Research has shown that the average successful founder is around 45 years old. Eric Yuan of Zoom, David Baszucki of Roblox, and ​​Bob Parsons are just a few examples of founders who had rich careers before starting up. 

So, my usual advice to the ones who come to me and want to jump into entrepreneurship is to consider a transitional phase, such as moving to a smaller company or joining part-time. This approach offers a dual advantage: maintaining a steady income while acquiring diverse skills essential for founding a successful company.

For those inclined towards public service, the advice differs. If the opportunity involves working with a trusted public leader is time sensitive, I recommend immediate action before that leader gets replaced.

A memorable instance was when a former team member contemplated joining the Ministry of Health’s Digital Transformation office to contribute to the COVID-19 response. Given the critical timing of the pandemic and the Ministry's political mandate, I advised that it was a 'now or never' situation. He could always return to the private sector later. This decision led to several rewarding years for him in public service before his recent transition back to the private sector.

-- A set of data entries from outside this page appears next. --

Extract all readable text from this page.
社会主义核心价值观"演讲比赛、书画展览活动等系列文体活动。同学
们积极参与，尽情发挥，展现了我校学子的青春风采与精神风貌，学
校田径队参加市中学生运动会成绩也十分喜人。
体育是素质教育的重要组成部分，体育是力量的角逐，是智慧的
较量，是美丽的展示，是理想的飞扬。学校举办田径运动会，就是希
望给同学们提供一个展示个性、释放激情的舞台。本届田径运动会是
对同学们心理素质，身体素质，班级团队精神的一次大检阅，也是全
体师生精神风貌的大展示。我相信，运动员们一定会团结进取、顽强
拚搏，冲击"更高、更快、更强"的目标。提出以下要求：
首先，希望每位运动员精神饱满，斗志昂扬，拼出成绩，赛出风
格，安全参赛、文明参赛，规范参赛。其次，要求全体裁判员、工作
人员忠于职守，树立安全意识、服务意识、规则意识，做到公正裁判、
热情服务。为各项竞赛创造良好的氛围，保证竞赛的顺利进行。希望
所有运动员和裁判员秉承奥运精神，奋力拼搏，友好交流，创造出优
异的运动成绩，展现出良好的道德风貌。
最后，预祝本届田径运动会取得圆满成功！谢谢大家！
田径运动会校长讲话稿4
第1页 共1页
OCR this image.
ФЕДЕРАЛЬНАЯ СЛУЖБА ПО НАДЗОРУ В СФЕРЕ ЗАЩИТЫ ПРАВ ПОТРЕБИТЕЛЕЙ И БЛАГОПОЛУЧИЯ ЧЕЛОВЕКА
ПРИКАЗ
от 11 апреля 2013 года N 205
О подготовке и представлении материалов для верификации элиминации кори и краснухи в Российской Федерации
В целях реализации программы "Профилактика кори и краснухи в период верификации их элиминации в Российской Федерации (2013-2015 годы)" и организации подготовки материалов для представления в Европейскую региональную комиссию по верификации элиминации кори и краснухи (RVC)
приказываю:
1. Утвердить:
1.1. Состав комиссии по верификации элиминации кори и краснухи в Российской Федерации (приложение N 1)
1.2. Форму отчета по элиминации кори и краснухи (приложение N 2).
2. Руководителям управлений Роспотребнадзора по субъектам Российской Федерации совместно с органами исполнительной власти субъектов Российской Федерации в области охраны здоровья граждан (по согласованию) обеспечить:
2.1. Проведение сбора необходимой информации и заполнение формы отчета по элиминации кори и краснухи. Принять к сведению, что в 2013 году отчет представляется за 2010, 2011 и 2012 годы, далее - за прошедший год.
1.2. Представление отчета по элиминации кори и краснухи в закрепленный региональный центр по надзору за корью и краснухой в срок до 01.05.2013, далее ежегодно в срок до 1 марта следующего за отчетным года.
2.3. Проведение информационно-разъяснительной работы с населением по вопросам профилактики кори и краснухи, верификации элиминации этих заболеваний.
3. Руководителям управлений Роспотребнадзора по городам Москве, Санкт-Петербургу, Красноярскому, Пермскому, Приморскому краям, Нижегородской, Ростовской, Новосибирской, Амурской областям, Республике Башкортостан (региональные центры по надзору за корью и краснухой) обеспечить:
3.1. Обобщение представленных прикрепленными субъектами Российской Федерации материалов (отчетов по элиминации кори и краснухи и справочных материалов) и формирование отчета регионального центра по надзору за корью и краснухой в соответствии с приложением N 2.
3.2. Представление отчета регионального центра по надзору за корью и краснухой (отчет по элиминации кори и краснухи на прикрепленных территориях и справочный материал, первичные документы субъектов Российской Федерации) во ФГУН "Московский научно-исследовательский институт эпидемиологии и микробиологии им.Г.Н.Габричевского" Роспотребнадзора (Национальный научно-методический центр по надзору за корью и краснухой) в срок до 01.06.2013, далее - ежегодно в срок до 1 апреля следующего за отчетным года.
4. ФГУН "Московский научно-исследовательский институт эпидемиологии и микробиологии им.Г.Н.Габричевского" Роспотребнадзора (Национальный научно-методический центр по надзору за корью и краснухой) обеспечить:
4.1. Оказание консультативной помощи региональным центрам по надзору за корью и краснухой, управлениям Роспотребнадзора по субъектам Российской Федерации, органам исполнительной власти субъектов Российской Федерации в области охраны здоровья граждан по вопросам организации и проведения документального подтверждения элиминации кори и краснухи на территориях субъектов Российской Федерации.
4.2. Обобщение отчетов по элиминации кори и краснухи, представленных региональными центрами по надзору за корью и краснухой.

I remember going through these three questions myself a few years ago when my grandmother was on her deathbed.  I remember sitting next to her and thinking about which decision I would regret more later in life. Not long after my grandmother passed away, I left my leadership role to focus on mentorship and investing

There is no right or wrong answer to the three questions above. You can have an impactful and rewarding career in corporations, government, or entrepreneurship.  What’s important is that you make a decision and move on.